Mental illness means a condition that seriously impairs, either temporarily or permanently, the mental functioning of a person.

It is usually characterised by the presence in the person of delusions, hallucinations, and serious disorder of thought form, among others.

The court will later consider the possibility of the guilty mind, commonly referred to as the mens rea, presumption of innocence, and fair trial.

The World Health Organisation (WHO) lists schizophrenia, depression and defects due to drug abuse, as some of the existing mental disorders, adding that most of them are treatable.

Warunge and Muthoni have been in police custody for the last fifteen days as the police conducted investigations into the matter.

When interrogated by police during the probe, Warunge confessed he killed his father Nicholas Njenga Warunge, mother Annie Njoroge and brother Maxwell and Cousin Christian and their mason James Kinyanjui.

 The 22-year-old student claimed in his confession that he chose to eliminate the four members of his nuclear family single-handedly because they were talking ill of him behind his back.

He told officers that he had initially planned to kill everyone including his two sisters who are in school, but his plans were foiled when the two returned to school on January 5. 

It is said Warunge was arrested in Kabete area after being on the run for three days following the gruesome murder of his family.

In the past, courts have in such cases delivered a special finding of ‘guilty but insane’ when it is established that an accused person, for example, was schizophrenic.

In such cases, suspects may be detained awaiting President’s order. The President may order the person to be detained in a mental hospital, prison or other suitable place of safe custody.

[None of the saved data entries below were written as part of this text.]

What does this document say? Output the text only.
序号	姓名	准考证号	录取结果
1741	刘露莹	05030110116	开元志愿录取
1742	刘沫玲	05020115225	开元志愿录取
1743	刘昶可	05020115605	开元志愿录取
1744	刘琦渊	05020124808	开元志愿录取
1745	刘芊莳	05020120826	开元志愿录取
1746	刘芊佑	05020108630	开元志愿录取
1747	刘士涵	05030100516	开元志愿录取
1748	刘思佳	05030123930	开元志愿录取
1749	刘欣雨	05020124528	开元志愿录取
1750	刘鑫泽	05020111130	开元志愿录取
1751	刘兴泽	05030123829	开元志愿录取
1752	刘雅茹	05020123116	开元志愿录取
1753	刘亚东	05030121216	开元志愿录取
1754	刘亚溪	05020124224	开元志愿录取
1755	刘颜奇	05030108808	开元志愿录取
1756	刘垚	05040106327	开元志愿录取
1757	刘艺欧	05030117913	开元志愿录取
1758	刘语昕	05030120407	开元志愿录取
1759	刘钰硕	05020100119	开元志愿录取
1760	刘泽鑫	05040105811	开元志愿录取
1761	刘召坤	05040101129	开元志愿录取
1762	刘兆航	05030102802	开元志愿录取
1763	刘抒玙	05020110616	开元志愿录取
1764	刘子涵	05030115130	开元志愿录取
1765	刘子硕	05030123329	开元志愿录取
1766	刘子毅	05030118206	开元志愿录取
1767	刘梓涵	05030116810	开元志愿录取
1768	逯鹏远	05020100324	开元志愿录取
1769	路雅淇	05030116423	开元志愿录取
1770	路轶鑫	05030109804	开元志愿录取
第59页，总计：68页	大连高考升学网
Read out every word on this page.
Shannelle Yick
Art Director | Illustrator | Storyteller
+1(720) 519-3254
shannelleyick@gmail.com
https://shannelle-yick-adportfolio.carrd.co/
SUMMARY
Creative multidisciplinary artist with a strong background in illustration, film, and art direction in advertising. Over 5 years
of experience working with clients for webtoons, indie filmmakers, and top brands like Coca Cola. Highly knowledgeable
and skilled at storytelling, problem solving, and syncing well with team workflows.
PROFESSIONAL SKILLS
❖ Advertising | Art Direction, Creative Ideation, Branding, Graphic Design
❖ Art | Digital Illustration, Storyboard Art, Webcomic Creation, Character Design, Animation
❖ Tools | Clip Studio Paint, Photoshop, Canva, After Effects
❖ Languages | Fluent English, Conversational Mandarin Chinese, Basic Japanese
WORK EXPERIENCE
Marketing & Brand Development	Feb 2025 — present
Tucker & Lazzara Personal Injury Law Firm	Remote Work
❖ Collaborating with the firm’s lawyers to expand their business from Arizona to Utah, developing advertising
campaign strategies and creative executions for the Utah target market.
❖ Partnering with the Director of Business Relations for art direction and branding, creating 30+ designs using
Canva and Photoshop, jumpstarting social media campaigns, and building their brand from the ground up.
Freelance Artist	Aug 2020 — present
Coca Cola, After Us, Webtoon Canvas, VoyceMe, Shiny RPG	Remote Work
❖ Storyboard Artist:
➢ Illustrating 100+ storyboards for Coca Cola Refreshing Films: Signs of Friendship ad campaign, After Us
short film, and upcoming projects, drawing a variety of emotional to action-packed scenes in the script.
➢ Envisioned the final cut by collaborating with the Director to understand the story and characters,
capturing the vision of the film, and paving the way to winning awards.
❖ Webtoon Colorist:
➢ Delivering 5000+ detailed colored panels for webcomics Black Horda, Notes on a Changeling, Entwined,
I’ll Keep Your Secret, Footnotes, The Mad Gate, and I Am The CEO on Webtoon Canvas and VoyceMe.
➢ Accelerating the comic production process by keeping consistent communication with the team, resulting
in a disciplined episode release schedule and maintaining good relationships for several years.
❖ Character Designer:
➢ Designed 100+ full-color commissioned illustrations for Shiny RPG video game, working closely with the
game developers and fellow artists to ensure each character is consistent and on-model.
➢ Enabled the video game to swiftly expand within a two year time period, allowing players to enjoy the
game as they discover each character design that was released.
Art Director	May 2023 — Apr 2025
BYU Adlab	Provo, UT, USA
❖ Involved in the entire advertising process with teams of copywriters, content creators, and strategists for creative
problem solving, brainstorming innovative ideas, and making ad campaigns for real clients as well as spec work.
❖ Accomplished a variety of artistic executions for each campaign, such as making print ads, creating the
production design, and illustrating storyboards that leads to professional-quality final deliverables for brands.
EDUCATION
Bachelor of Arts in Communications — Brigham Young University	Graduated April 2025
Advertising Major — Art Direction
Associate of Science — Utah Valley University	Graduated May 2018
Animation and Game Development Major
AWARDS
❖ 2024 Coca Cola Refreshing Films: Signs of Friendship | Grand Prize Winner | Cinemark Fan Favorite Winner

The special finding ensures insane offenders, who are found to be a potential threat to the security of other members of society, are placed at bay. Moreover, it promotes deterrence.

Section 12 of the Penal Code states that a person is not criminally responsible for an offence if at the time of committing the offence he is, through any disease affecting his mind incapable of understanding what he is doing.

The second test will confirm if he had the ability to form criminal intent or whether he had the ability to control conduct or understand that the action was wrong.

Warunge had confessed that in planning the murder, he was inspired by the psychopathic assassin Villanelle, real name Jodie Comer, in a British dark comedy-drama spy thriller TV series, Killing Eve.

He had also described his parents to police as “satanic and killers” and had planned the heinous murder for about three months.